Place  /  Explainer

How Yellowcake Shaped The West

The ghosts of the uranium boom continue to haunt the land, water and people.

THE NUCLEAR WEST dates back to 1898, long before anyone had thought of nuclear power or nuclear bombs, when Marie Curie discovered radium in unrefined pitchblende. Radium is a radioactive “daughter” of uranium that was once seen as a sort of miracle substance, so much so that just one gram of the stuff could fetch upwards of $100,000. Paint it on watch numbers or even clothing, and they’d glow in the dark. It purportedly could cure cancer and impotence and give those who used it an “all-around healthy glow,” as one advertisement put it. During the early 1900s, it was added to medicines, cosmetics and sometimes even food. The Denver-based Radio-Active Chemical Company added radium to fertilizers. The Nutex Company made radium condoms. Makers of the Radiendocrinator instructed men (and only men) to wear “the adapter like any ‘athletic strap.’ This puts the instrument under the scrotum as it should be. Wear at night. Radiate as directed.”

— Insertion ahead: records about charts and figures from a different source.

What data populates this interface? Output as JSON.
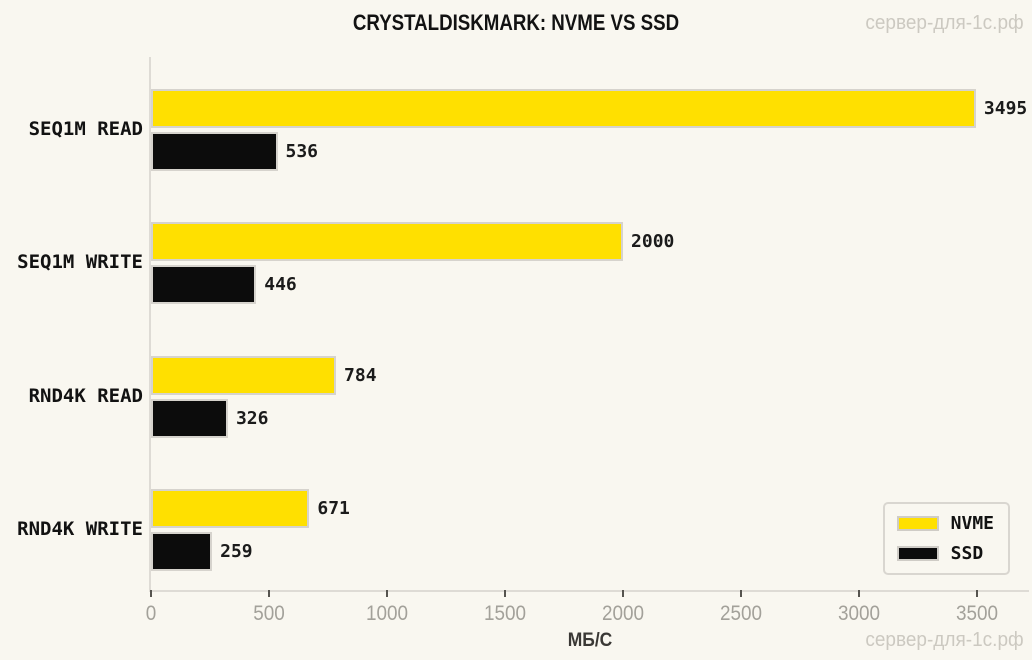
{
  "title": "CRYSTALDISKMARK: NVME VS SSD",
  "watermark_top": "сервер-для-1с.рф",
  "watermark_bottom": "сервер-для-1с.рф",
  "chart_data": {
    "type": "bar",
    "orientation": "horizontal",
    "title": "CRYSTALDISKMARK: NVME VS SSD",
    "categories": [
      "SEQ1M READ",
      "SEQ1M WRITE",
      "RND4K READ",
      "RND4K WRITE"
    ],
    "series": [
      {
        "name": "NVME",
        "color": "#ffe000",
        "values": [
          3495,
          2000,
          784,
          671
        ]
      },
      {
        "name": "SSD",
        "color": "#0c0c0c",
        "values": [
          536,
          446,
          326,
          259
        ]
      }
    ],
    "xlabel": "МБ/С",
    "xlim": [
      0,
      3720
    ],
    "xticks": [
      0,
      500,
      1000,
      1500,
      2000,
      2500,
      3000,
      3500
    ],
    "grid": false,
    "legend_position": "lower right",
    "bar_value_labels": true
  },
  "colors": {
    "background": "#f9f7f0",
    "nvme": "#ffe000",
    "ssd": "#0c0c0c",
    "bar_border": "#d6d3cd",
    "axis_line": "#dedbd5",
    "tick_label": "#a3a19a",
    "watermark": "#ccc9c1"
  }
}
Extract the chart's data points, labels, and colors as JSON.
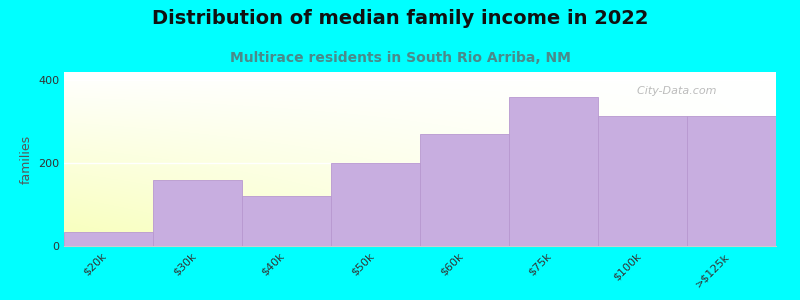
{
  "title": "Distribution of median family income in 2022",
  "subtitle": "Multirace residents in South Rio Arriba, NM",
  "categories": [
    "$20k",
    "$30k",
    "$40k",
    "$50k",
    "$60k",
    "$75k",
    "$100k",
    ">$125k"
  ],
  "values": [
    35,
    160,
    120,
    200,
    270,
    360,
    315,
    315
  ],
  "bar_color": "#c8aee0",
  "bar_edge_color": "#b898d0",
  "background_color": "#00ffff",
  "ylabel": "families",
  "ylim": [
    0,
    420
  ],
  "yticks": [
    0,
    200,
    400
  ],
  "title_fontsize": 14,
  "subtitle_fontsize": 10,
  "title_color": "#111111",
  "subtitle_color": "#4a8a8a",
  "watermark_text": "  City-Data.com",
  "watermark_color": "#b0b0b0",
  "grid_color": "#ffffff",
  "spine_color": "#cccccc"
}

Shortly after Curie’s discovery, she received a sample of uranium ore from western Colorado. Curie found that it, too, contained radium, and she named the ore carnotite. A boom erupted in western San Miguel County, Colorado, just along the Utah border. Hundreds of mines were dug into mesas and extraction plants built along the rivers to get at the high-dollar miracle substance.

The boom busted in the early 1920s when huge mines opened up in the Belgian Congo that were able to supply the globe’s radium hunger far more affordably. Radium’s glow dimmed soon thereafter when the women who painted it onto watches began dying, and the inventor of the Radiendocrinator was stricken with bladder cancer.

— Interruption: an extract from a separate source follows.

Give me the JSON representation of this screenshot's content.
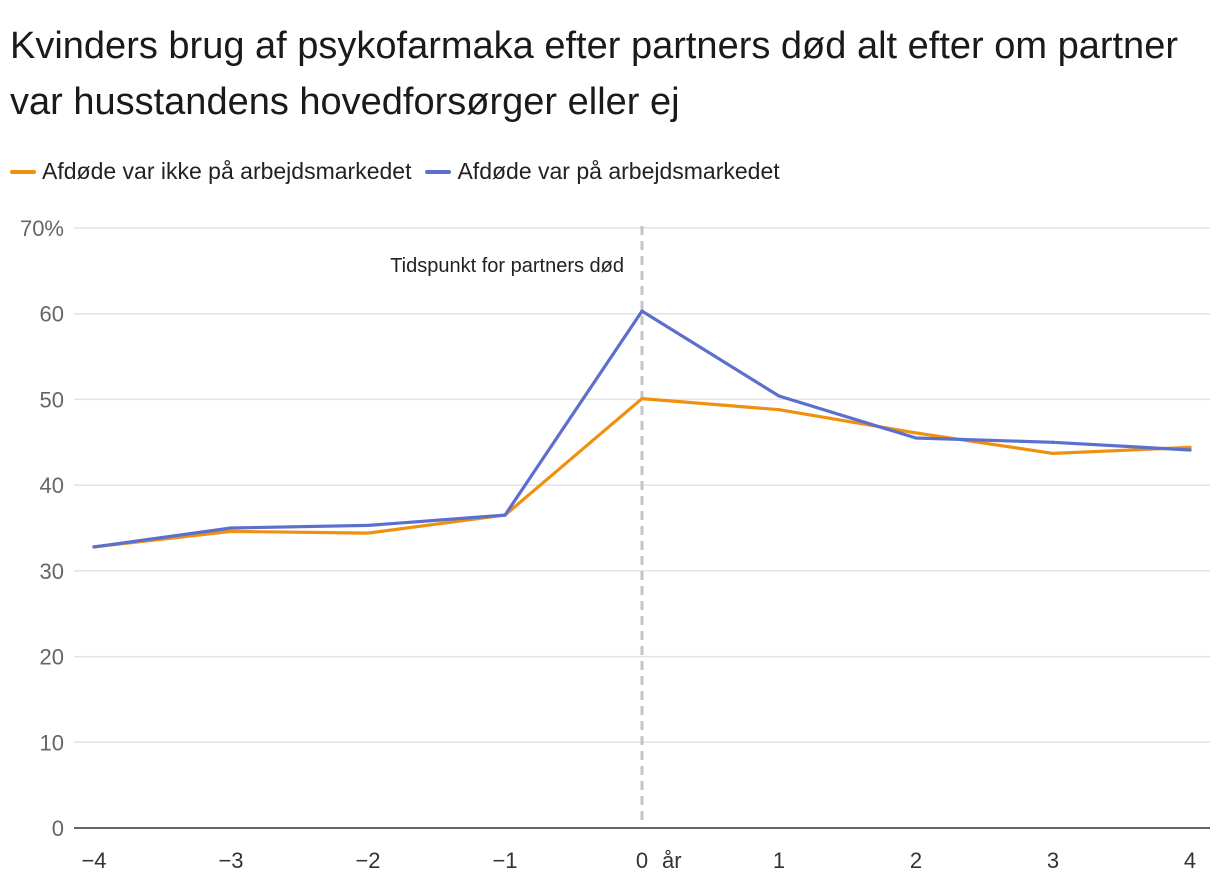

Since uranium ore also contains vanadium, a metal that is used to harden steel and to color glass, a few mines were able to stay afloat throughout the 1930s. The Shumway brothers of San Juan County staked claims on the public domain in Cottonwood Wash and elsewhere during this time under the General Mining Law of 1872, which, like the Homestead Act, is a federal government land-giveaway. After staking the claims, the brothers were able to patent them, thereby taking ownership of public lands. Today, those parcels are private rectangles surrounded by public land.